Following the tragic death of four cyclists on the January 8, 2006, North Wales Police carried out the biggest investigation into a road crash that they had ever undertaken, with the verdict delivered June 27, 2007.
The jury found there were a number of contributory factors to their deaths including a serious lack of communication between the North Wales Police, Conwy Borough Council and Denbighshire Council. The Coroner strongly criticised the decision of the Chief Crown Prosecutor not to prosecute the driver whose car collided with the cyclists.
After the hearing, the families' lawyer, William Hoskins, read out a statement on their behalf. "Following 18 months of unanswered questions and delays, which have added to the immense grief, and suffering caused by the tragic deaths of Dave, Maurice, Thomas and Wayne, the families are relieved that the Coroner and jury have conducted a thorough investigation into this tragic event. Our lawyers, on our behalf, made clear to the Chief Crown Prosecutor, our disbelief at the decision not to prosecute Mr Harris for driving offences.
"We remain unhappy with that decision in the light of the evidence heard by the Coroner. In fact, we feel badly let down by this decision and that Justice has not been served. We feel that in the light of the evidence that was available in the early hours of Sunday morning, the A547 should have been gritted before the fatal accident.

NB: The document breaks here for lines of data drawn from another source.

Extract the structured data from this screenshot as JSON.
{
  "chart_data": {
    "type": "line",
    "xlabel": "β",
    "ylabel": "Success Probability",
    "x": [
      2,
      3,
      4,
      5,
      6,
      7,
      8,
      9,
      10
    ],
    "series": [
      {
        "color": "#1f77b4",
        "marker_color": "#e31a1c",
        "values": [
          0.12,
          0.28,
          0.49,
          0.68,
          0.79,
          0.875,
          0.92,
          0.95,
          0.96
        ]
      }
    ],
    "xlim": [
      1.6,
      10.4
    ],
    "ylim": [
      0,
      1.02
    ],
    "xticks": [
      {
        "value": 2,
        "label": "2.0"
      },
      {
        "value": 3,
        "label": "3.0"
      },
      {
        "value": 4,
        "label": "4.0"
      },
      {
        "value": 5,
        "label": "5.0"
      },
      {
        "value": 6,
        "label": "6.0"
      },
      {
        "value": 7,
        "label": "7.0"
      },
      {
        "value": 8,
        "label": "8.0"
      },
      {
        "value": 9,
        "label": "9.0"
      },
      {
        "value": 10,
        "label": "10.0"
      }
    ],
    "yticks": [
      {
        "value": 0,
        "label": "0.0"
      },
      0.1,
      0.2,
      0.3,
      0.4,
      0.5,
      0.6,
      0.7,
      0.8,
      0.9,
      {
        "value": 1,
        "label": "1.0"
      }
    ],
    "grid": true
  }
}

However, we hope that this tragedy will cause lessons to be learned and that both the highway authorities involved and the Police will now take steps to ensure that protocols and procedures are revised to better protect the safety of all road users in the future."
British Cycling's President Brian Cookson and Chief Executive Peter King have both responded to the results of the inquest.
Brian Cookson described that "the whole of British Cycling was shocked by this terrible tragedy, and we were determined to do all we could as an organisation, to support the families. I'd like to offer our condolences and ongoing support to the families of Maurice, Dave, Thomas and Wayne."
Peter King mentioned that he is glad there was further investigation and that everybody involved had "a right to be concerned [with the initial finding]."